Jon Stewart Gets Body-Slammed In Brooklyn By Pro Wrestler John Cena
Aug. 25, 2015, 10:16 a.m.
They don't call this move the Attitude Adjustment for nothing.
Last night, on the WWE's Monday Night Raw, as your humble narrator predicted yesterday morning, Jon Stewart reappeared in the ring for the pro wrestling franchise at the Barclays Center. Stewart hosted Sunday's SummerSlam, and stunned fans when he turned the tide in a double title match by bashing kid favorite John Cena in the gut with a chair. Video of his latest encounter with Cena is below, and it's easy to get lost if you don't follow wrestling, but the final exchange leading up to Cena giving Stewart his finishing move, called the Attitude Adjustment, starts around the 4:00 mark.
Here's that move again, in a GIF helpfully provided by the WWE:
"Right now, I'm just gonna do what I HAVE to do..." - @JohnCena to Jon Stewart #RAW #DownGoesStewart #SummerSlam pic.twitter.com/SSaY2GQJPL
— WWE (@WWE) August 25, 2015
A very basic summary of what's going on here: Cena is beloved by kids and hated by many adult wrestling fans—plenty of whom were at the Barclays Center the last two nights booing him—for his Boston-hip-hop GI Joe shtick and real-life WWE management's obsession with putting him in the center of all the story lines. Wrestling-world Stewart is serving as a sort of stand-in for these discerning fans, called smarks, short for "smart marks." But in pure, Platonic wrestling terms, he is a bad guy, a heel, for attacking the good guy.

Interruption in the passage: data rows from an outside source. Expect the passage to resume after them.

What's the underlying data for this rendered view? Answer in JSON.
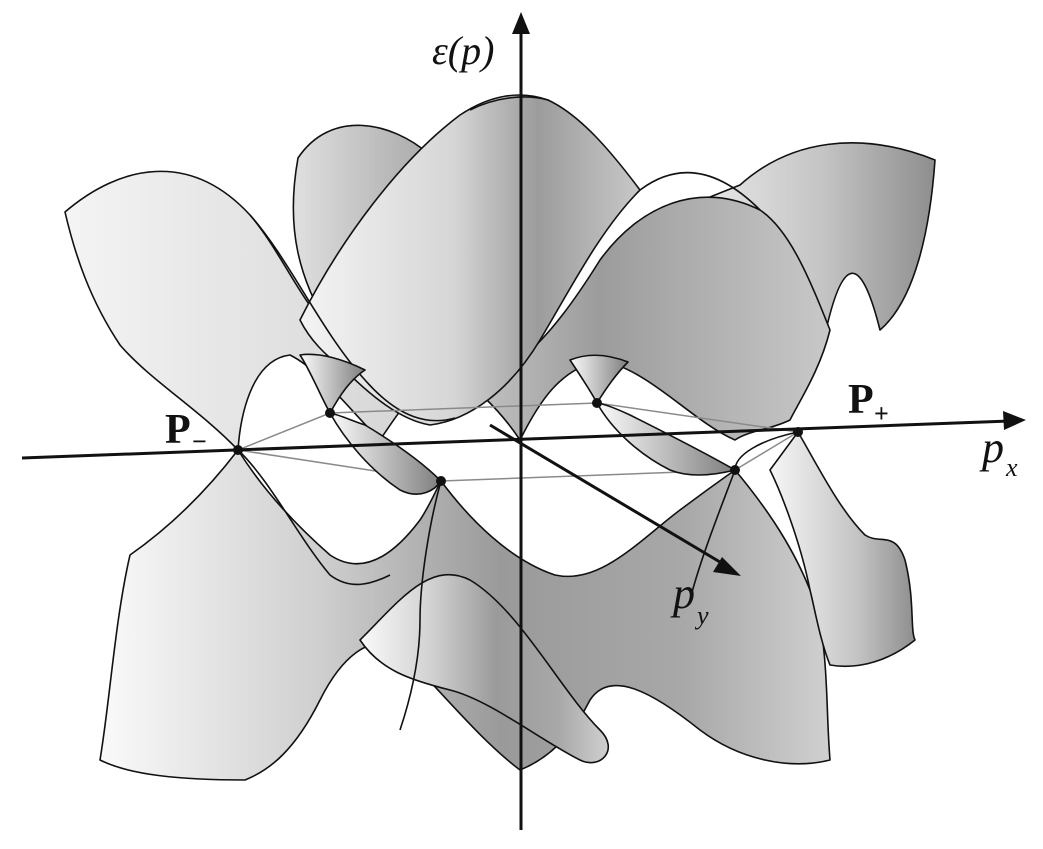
{
  "axes": {
    "energy_label": "ε(p)",
    "px_label_main": "p",
    "px_label_sub": "x",
    "py_label_main": "p",
    "py_label_sub": "y"
  },
  "points": {
    "p_minus_main": "P",
    "p_minus_sub": "−",
    "p_plus_main": "P",
    "p_plus_sub": "+"
  },
  "colors": {
    "line": "#111111",
    "hexagon": "#8a8a8a",
    "surface_light": "#f2f2f2",
    "surface_dark": "#8c8c8c"
  }
}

Stewart's rationale for the attack, explained last night on Raw, was that he didn't want to see Cena tie WWE legend Ric Flair's record for world championship title wins. What this does for the WWE is set Cena up, like Fox News so often does for wealthy white people, as the underdog, perpetually torn down by irrational forces beyond his control. Cena is now perfectly positioned for yet another ascent to the top through pure hard work and determination like the English land barons of yore. To get there, he'll have to take on the corporate goons of The Authority, a stable of bad guys helmed by WWE executives Triple H and Stephanie McMahon, who got where they are not by their bootstraps, but by unabashed Old-World nepotism (Stephanie is the daughter of company owner Vince; Triple H is her husband). Here's Seth Rollins, who Cena lost to on Sunday, gloating with Triple H:
One more weird layer to all of this is that, by beating up Jon Stewart, a shlubby, small 52-year-old, Cena exacted violence on a defenseless person outside of scheduled combat. Rule-breaking of this sort is heel behavior, making Cena even more despicable in the eyes of wrestling classicists who strut around their apartments going, "Wooo!" whenever Ric Flair or his daughter Charlotte come on the screen. Cena fans aged 3-13, on the other hand, probably thought that weird old guy had it coming. The gauntlet has been laid down. It's Stewart versus Cena, kids versus nerdy adults, Brooklyn versus America.